Pipelines that you run on Kubeflow Pipelines can optionally produce output that is rendered in the Kubeflow Pipelines UI. For example, a model training script might expose quality metrics.
You can try the visualizations shown in this document using this pipeline in the Elyra examples repository.
The output viewer in the Kubeflow Pipelines UI can render output such as a confusion matrix, ROC curve, or markdown, that is displayed in the Kubeflow Pipelines UI.
To produce this output add code to your notebook or Python script that creates a file named mlpipeline-ui-metadata.json
in the current working directory. Refer to Visualize Results in the Pipelines UI in the Kubeflow Pipelines documentation to learn about supported visualizations and the format of the mlpipeline-ui-metadata.json
file.
The following code snippet produces a confusion matrix that is rendered in the output viewer as shown above:
import json
import pandas as pd
matrix = [
['yummy', 'yummy', 10],
['yummy', 'not yummy', 2],
['not yummy', 'yummy', 6],
['not yummy', 'not yummy', 7]
]
df = pd.DataFrame(matrix,columns=['target','predicted','count'])
metadata = {
"outputs": [
{
"type": "confusion_matrix",
"format": "csv",
"schema": [
{
"name": "target",
"type": "CATEGORY"
},
{
"name": "predicted",
"type": "CATEGORY"
},
{
"name": "count",
"type": "NUMBER"
}
],
"source": df.to_csv(header=False, index=False),
"storage": "inline",
"labels": [
"yummy",
"not yummy"
]
}
]
}
with open('mlpipeline-ui-metadata.json', 'w') as f:
json.dump(metadata, f)
Note that the output is displayed only after notebook or Python script processing has completed.
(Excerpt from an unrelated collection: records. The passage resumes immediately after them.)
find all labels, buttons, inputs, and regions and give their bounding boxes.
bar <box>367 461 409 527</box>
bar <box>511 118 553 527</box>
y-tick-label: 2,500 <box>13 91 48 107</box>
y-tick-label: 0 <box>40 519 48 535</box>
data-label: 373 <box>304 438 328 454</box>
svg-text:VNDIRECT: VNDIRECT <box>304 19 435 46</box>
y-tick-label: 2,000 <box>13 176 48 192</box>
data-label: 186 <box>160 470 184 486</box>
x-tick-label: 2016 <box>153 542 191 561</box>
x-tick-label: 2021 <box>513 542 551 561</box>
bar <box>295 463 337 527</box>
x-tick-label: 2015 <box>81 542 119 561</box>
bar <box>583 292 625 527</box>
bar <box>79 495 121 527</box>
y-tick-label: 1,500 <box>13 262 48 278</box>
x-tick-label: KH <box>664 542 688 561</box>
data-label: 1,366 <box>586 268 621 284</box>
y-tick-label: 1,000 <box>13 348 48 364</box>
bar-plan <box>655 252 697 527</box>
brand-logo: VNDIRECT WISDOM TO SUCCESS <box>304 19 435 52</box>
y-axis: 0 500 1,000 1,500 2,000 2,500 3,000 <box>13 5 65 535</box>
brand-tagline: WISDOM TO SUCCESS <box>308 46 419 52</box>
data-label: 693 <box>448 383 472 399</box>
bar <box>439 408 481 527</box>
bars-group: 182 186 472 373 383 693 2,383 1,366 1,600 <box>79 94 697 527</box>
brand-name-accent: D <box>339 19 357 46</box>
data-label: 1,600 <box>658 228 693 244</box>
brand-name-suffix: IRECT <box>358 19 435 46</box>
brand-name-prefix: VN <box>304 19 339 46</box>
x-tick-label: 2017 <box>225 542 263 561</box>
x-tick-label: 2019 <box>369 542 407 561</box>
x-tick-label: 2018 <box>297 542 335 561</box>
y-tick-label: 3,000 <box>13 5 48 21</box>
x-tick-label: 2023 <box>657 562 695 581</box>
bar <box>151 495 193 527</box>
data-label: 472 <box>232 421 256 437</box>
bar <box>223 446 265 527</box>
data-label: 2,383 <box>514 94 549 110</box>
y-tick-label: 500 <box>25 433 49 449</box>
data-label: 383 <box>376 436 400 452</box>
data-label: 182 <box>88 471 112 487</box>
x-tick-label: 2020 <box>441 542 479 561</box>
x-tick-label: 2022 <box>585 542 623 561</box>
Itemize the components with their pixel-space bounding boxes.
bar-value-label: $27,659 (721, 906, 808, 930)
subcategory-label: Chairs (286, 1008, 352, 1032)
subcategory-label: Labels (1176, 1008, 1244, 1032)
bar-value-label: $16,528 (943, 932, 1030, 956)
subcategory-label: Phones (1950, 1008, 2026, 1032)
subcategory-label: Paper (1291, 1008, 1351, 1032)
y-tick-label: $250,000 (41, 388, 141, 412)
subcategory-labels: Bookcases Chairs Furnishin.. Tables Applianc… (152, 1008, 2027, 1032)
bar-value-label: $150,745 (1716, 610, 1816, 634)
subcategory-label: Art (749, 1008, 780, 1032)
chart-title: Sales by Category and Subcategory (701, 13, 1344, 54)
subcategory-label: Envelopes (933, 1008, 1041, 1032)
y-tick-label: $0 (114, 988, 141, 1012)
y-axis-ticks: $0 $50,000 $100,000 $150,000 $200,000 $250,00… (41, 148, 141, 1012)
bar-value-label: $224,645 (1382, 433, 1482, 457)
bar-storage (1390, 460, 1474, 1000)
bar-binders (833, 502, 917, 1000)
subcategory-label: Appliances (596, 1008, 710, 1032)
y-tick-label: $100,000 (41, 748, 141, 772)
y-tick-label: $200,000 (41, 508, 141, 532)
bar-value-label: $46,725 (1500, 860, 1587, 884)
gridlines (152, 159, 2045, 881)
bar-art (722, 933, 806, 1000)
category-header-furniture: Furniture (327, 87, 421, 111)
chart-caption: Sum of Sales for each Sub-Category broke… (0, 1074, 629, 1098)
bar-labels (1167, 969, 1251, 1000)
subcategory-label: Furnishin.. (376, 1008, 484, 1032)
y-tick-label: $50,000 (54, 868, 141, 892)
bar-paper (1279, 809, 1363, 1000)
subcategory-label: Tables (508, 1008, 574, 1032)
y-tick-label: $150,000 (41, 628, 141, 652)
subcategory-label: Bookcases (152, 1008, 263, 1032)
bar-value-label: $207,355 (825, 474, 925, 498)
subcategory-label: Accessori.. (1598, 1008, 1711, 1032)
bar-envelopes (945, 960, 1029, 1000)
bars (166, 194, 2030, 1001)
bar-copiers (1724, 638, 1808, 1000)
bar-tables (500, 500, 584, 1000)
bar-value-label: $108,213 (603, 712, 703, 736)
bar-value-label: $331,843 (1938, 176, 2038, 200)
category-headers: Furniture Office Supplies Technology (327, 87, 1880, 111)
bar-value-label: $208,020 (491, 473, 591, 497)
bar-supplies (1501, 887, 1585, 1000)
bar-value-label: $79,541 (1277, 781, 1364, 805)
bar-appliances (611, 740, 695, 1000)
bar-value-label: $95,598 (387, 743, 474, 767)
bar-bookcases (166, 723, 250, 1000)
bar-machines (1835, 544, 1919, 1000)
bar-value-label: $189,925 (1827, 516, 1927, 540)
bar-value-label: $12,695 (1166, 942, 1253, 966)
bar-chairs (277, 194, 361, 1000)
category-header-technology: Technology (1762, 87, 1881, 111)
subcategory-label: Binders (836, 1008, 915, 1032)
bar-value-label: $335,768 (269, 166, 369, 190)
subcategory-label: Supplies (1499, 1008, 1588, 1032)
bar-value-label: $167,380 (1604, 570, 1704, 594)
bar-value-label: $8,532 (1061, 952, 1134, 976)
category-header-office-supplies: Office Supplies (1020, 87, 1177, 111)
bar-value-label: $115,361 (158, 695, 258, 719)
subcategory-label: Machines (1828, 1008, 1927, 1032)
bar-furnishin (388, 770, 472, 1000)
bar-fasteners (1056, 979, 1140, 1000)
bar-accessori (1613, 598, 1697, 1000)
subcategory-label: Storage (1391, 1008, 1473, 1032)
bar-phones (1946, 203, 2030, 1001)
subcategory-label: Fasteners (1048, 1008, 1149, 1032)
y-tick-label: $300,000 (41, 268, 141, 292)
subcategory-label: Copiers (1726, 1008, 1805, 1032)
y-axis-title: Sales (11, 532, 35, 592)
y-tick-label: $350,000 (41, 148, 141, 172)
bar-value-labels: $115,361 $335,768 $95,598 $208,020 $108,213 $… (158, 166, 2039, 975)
If your notebooks or Python scripts calculate scalar performance metrics they can be displayed as part of the run output in the Kubeflow Pipelines UI.
To expose the metrics, add code to the notebook or Python script that stores them in a file named mlpipeline-metrics.json
in the current working directory. Refer to Pipeline Metrics in the Kubeflow Pipelines documentation to learn more about the content of this file.
The following code snippet produces this file and records two metrics:
import json
# ...
# calculate Accuracy classification score
accuracy_score = 0.6
# calculate Area Under the Receiver Operating Characteristic Curve (ROC AUC)
roc_auc_score = 0.75
metrics = {
'metrics': [
{
'name': 'accuracy-score',
'numberValue': accuracy_score,
'format': 'PERCENTAGE'
},
{
'name': 'roc-auc-score',
'numberValue': roc_auc_score,
'format': 'RAW'
}
]
}
with open('mlpipeline-metrics.json', 'w') as f:
json.dump(metrics, f)
Note that the metrics are displayed after notebook or Python script processing has completed.